I use 'tis and 'twas as in ''twas a bit of a fuck up' rather than 'Lo, 'twas a deer I spotted over yonder'.

But then I'm from a part of of the country where people still use 'thee' and 'thine' in everyday speech so it comes naturally.

user1477282676 Sat 21-Jan-17 12:19:46

There's a town in North Wales where the accent is slightly different to that of surrounding towns...and they still say "Thee" and "thou"

It's weird but I like it.

user1471545174 Sat 21-Jan-17 13:09:22

I like it but I speak like Annie above smile

OurBlanche Sat 21-Jan-17 13:30:44

Crikey! As Annie and a User have said, I speak like that in real life, every day.

I too am a wordy nerk and such words seem completely normal to me!

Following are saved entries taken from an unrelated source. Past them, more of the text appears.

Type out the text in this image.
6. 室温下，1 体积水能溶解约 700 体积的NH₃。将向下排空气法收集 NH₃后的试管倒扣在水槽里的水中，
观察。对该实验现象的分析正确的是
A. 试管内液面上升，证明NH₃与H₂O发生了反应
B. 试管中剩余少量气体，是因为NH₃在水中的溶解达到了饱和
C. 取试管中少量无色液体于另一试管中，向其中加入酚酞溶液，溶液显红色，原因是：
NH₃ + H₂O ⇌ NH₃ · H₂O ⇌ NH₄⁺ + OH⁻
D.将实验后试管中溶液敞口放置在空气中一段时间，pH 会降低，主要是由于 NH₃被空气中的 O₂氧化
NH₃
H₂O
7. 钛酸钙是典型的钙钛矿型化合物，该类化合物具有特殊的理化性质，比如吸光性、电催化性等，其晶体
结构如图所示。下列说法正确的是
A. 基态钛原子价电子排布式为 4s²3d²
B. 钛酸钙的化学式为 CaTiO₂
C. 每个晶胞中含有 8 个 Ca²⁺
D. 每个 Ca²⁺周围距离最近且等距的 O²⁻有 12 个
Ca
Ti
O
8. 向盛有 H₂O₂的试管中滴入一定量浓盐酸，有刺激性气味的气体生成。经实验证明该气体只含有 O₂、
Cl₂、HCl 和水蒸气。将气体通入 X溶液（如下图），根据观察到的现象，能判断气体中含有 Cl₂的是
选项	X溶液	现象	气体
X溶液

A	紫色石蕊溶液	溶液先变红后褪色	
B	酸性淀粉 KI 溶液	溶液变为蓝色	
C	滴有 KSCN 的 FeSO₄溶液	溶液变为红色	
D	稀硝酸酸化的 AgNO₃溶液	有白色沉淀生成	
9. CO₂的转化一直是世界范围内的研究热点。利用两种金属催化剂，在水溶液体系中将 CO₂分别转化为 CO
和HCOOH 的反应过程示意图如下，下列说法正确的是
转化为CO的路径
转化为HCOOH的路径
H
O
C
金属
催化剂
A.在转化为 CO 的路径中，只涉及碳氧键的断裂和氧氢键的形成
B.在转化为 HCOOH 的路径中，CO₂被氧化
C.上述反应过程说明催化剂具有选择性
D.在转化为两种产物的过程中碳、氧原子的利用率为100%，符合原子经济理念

I am much amused at the odd juxtaposition of OPs user name and her complaint about words smile

Then again, looking and reading aren't the same thing smile

TheNaze73 Sat 21-Jan-17 13:32:18

I think twat

booklooker Sat 21-Jan-17 13:32:20

Well, you are all cunts in my book. (If you disagree with my op)

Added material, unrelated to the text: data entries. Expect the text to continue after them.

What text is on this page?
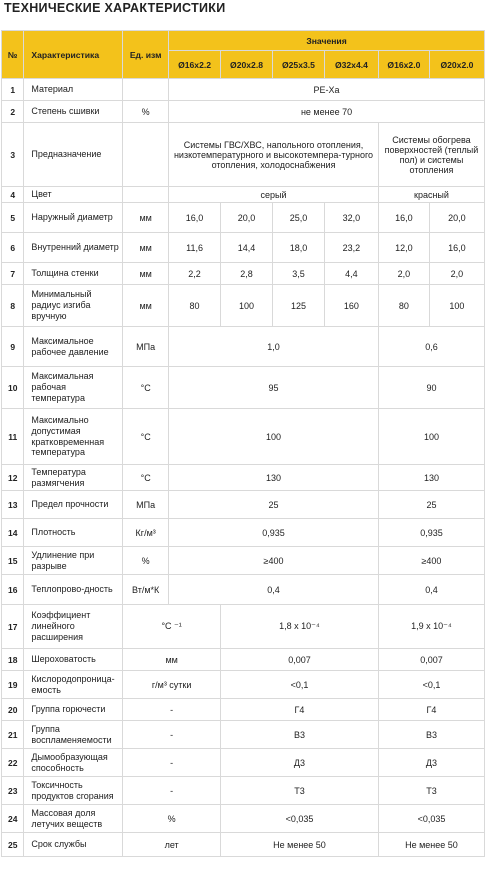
ТЕХНИЧЕСКИЕ ХАРАКТЕРИСТИКИ
№	Характеристика	Ед. изм	Значения					
			Ø16x2.2	Ø20x2.8	Ø25x3.5	Ø32x4.4	Ø16x2.0	Ø20x2.0
1	Материал		PE-Xa					
2	Степень сшивки	%	не менее 70					
3	Предназначение		Системы ГВС/ХВС, напольного отопления, низкотемпературного и высокотемпера-турного отопления, холодоснабжения				Системы обогрева поверхностей (теплый пол) и системы отопления	
4	Цвет		серый				красный	
5	Наружный диаметр	мм	16,0	20,0	25,0	32,0	16,0	20,0
6	Внутренний диаметр	мм	11,6	14,4	18,0	23,2	12,0	16,0
7	Толщина стенки	мм	2,2	2,8	3,5	4,4	2,0	2,0
8	Минимальный радиус изгиба вручную	мм	80	100	125	160	80	100
9	Максимальное рабочее давление	МПа	1,0				0,6	
10	Максимальная рабочая температура	°С	95				90	
11	Максимально допустимая кратковременная температура	°С	100				100	
12	Температура размягчения	°С	130				130	
13	Предел прочности	МПа	25				25	
14	Плотность	Кг/м³	0,935				0,935	
15	Удлинение при разрыве	%	≥400				≥400	
16	Теплопрово-дность	Вт/м*К	0,4				0,4	
17	Коэффициент линейного расширения	°С ⁻¹		1,8 х 10⁻⁴			1,9 х 10⁻⁴	
18	Шероховатость	мм		0,007			0,007	
19	Кислородопроница-емость	г/м³ сутки		<0,1			<0,1	
20	Группа горючести	-		Г4			Г4	
21	Группа воспламеняемости	-		В3			В3	
22	Дымообразующая способность	-		Д3			Д3	
23	Токсичность продуктов сгорания	-		Т3			Т3	
24	Массовая доля летучих веществ	%		<0,035			<0,035	
25	Срок службы	лет		Не менее 50			Не менее 50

Apart from the dear who pointed out I should use 'archaic' rather than 'arcane'

Anniegetyourgun Sat 21-Jan-17 13:34:14

'Spect she only looks at the pictures. Or maybe she looks like a book. Flat both sides and ruffled in the middle.

DoomGloomAndKaboom Sat 21-Jan-17 13:43:51

I think you shouldn't use old english until you have mastered the modern version.

Yes, I mean YOU, people who can't spell 'lose.'

But like I always say, hey nonny nonny.